Use an existing Gobii API key. Send it on every request with either header:

X-Api-Key: $GOBII_API_KEY

or:

Authorization: Bearer $GOBII_API_KEY

Do not put API keys in query strings. Organization API keys scope tools to organization-owned agents; personal API keys scope tools to agents accessible to that user.

Client Request Shape

Initialize:

curl -X POST https://gobii.ai/api/v1/mcp/ \
  -H "Content-Type: application/json" \
  -H "Accept: application/json, text/event-stream" \
  -H "Authorization: Bearer $GOBII_API_KEY" \
  -d '{
    "jsonrpc": "2.0",
    "id": "init-1",
    "method": "initialize",
    "params": {
      "protocolVersion": "2025-11-25",
      "capabilities": {},
      "clientInfo": {"name": "example-client", "version": "1.0.0"}
    }
  }'

List tools:

curl -X POST https://gobii.ai/api/v1/mcp/ \
  -H "Content-Type: application/json" \
  -H "Accept: application/json, text/event-stream" \
  -H "Authorization: Bearer $GOBII_API_KEY" \
  -d '{"jsonrpc":"2.0","id":"tools-1","method":"tools/list","params":{}}'

Call a tool:

curl -X POST https://gobii.ai/api/v1/mcp/ \
  -H "Content-Type: application/json" \
  -H "Accept: application/json, text/event-stream" \
  -H "Authorization: Bearer $GOBII_API_KEY" \
  -d '{
    "jsonrpc": "2.0",
    "id": "call-1",
    "method": "tools/call",
    "params": {
      "name": "gobii_list_agents",
      "arguments": {"page_size": 10}
    }
  }'

Gobii also validates Mcp-Method and Mcp-Name request headers when clients send them.

Tools

ToolPurpose
gobii_list_agentsList accessible persistent agents.
gobii_get_agentRetrieve one agent.
gobii_create_agentCreate an agent through Gobii's normal provisioning path.
gobii_update_agentUpdate mutable agent settings.
gobii_archive_agentSoft-delete/archive an agent.
gobii_get_agent_config_optionsDiscover supported agent config fields and option limits.
gobii_list_agent_linksList peer-agent links.
gobii_link_agentsCreate or enable a peer-agent link.
gobii_unlink_agentsRemove a peer-agent link while preserving history.
gobii_send_agent_messageSend a web-chat message to an agent, optionally with existing filespace attachments.
gobii_get_agent_timelineFetch timeline events and processing state using durable cursors.
gobii_get_agent_debug_traceFetch bounded, sanitized debugging context for one accessible agent.
gobii_wait_for_agent_eventBounded long-poll for matching timeline events after a cursor.
gobii_list_agent_filesList an agent's default filespace.
gobii_upload_agent_fileUpload a small base64 file into the agent filespace.
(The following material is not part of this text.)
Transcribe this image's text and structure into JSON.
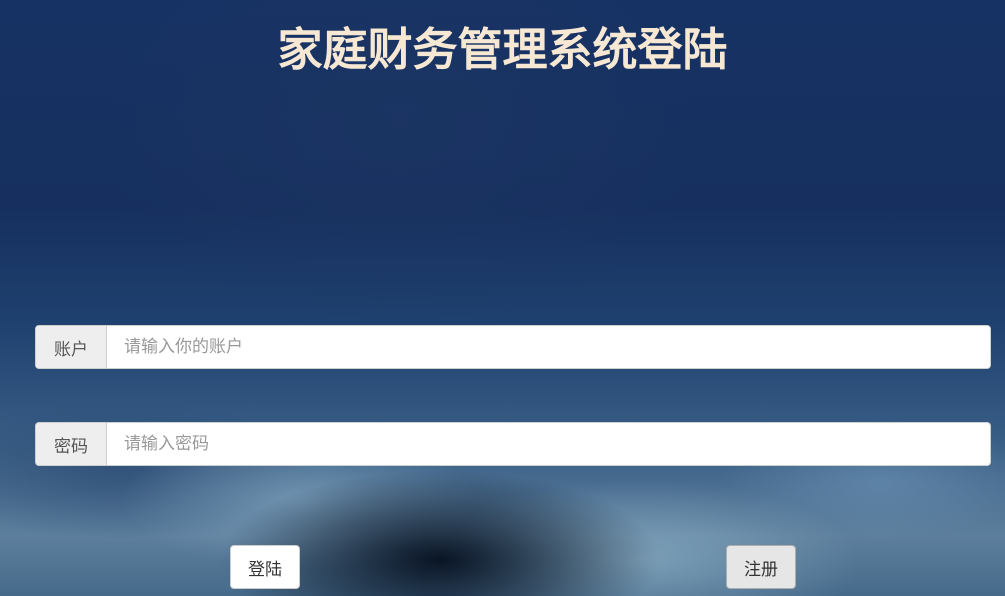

Gobii does not expose MCP resources or prompts in v1. The current product capabilities map more cleanly to MCP tools.

Agent Config

Use gobii_get_agent_config_options before setting operational config. It returns the current owner scope, supported fields, intelligence tiers, daily credit settings, schedule semantics, and policy options for the API key.

gobii_create_agent, gobii_update_agent, and gobii_get_agent expose these real platform fields:

  • preferred_llm_tier: the agent's preferred intelligence level. Values are the configured Gobii intelligence tier keys, commonly standard, premium, max, ultra, and ultra_max. Plan and quota limits are enforced.
  • daily_credit_limit: the soft daily credit target. null means unlimited. Gobii derives and enforces the hard runtime stop from the configured hard-limit multiplier.
  • schedule: optional cron-like schedule, @daily, or @every interval. Omitted, empty, or null means unscheduled. Invalid schedules return an MCP tool result with isError: true and field details.
  • whitelist_policy, is_active, and proactive_opt_in: existing Gobii policy and lifecycle fields.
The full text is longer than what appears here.